18 January 2009

Melrude and Mud Cookies

I sit in a pub in Melrude with two friends
enjoying the warmth melting my iced
Jeans, wet now, I shiver watching Buster shake
off the snow we just missed on the unnamed
lake with northern pike perfect for pickling,
canning jars, water, salt, vinegar, onion, garlic.
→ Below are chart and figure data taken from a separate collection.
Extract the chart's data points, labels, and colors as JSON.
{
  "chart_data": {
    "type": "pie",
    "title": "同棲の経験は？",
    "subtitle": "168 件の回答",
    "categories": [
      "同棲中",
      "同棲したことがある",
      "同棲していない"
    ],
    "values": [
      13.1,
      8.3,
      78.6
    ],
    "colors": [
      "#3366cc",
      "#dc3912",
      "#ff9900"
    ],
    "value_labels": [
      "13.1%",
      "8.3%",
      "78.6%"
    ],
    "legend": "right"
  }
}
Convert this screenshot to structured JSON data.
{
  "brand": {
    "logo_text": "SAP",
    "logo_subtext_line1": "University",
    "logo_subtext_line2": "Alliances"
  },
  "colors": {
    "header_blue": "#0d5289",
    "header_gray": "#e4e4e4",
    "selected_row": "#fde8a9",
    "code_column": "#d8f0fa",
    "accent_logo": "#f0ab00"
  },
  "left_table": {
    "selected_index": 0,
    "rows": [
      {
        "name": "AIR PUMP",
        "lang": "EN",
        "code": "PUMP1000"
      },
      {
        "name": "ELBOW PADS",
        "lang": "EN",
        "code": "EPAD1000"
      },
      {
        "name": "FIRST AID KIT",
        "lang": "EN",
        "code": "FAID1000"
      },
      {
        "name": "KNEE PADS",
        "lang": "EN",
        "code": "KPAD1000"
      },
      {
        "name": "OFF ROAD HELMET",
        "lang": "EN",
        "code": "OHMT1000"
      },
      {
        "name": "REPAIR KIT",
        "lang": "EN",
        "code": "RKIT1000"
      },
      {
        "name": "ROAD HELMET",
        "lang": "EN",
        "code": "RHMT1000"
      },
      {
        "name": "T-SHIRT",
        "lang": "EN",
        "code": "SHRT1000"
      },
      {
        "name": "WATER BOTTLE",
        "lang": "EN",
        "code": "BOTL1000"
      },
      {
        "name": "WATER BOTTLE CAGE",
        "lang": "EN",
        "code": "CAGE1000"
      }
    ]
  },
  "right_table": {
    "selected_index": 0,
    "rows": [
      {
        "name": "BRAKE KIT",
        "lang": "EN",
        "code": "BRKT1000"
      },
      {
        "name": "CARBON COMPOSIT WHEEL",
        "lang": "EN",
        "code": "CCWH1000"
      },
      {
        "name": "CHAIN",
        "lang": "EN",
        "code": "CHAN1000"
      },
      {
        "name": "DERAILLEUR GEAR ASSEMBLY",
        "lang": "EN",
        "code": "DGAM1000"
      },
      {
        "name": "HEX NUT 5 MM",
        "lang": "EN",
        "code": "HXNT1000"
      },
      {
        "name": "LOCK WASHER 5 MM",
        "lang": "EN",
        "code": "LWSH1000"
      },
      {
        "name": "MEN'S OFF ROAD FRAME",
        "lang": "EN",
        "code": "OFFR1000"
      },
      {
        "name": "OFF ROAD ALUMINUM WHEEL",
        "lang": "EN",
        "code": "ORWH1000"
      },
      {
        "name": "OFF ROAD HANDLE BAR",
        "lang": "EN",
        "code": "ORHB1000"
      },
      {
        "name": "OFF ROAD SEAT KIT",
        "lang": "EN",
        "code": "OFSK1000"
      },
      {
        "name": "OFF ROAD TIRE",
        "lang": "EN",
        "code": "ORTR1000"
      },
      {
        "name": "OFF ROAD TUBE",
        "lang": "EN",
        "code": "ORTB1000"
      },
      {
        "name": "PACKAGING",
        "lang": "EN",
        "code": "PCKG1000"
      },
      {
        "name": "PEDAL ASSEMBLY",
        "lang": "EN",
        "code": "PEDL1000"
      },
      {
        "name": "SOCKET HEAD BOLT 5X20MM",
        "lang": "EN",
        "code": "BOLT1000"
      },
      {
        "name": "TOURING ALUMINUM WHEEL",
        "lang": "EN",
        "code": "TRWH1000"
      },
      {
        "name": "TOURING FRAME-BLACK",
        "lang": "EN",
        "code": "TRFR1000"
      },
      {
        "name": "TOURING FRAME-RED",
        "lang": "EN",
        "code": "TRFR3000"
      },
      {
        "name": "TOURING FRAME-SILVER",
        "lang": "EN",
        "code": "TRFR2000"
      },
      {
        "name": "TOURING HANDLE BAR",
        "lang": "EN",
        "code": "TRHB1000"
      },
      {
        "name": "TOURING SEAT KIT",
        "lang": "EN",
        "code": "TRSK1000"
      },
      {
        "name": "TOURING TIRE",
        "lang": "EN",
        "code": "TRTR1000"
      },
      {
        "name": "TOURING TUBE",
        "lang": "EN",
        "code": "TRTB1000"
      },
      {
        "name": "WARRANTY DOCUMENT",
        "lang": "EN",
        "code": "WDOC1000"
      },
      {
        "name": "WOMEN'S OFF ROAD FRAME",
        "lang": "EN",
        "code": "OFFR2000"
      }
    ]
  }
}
The pizza comes, not Vi’s, or even Dominos
but it tastes like lobster and porterhouse, cheap
beer substituting vintage vino – Bordeaux maybe.
might this be what a spoonful of rice taste like
in Darfour, or Haitian mud cookies— water,
mud, and vegetable oil mixed then baked on rooftops?

Four thaw in the kitchen sink stinking through
the cinnamon and cloves simmering on the stovetop
with their shard jaws smiling at an inside joke they
whisper secretly to one another about the stainless
glaive I hold-- ready to separate flesh from the souls
to soak in salt and water, white vinegar added just for fun.

Not like the souls looking for orange roughy heads
discarded down stainless chutes reflecting Sugarloaf between
the wings of seagulls, beyond the turning terns. Rounded
faces hungry for fish head soup that most of us
would not think of boiling in our kitchens creating
finned stench, stovetop simmering— Grandma’s lutefisk.

Starving Haitian grey tongues begging for better.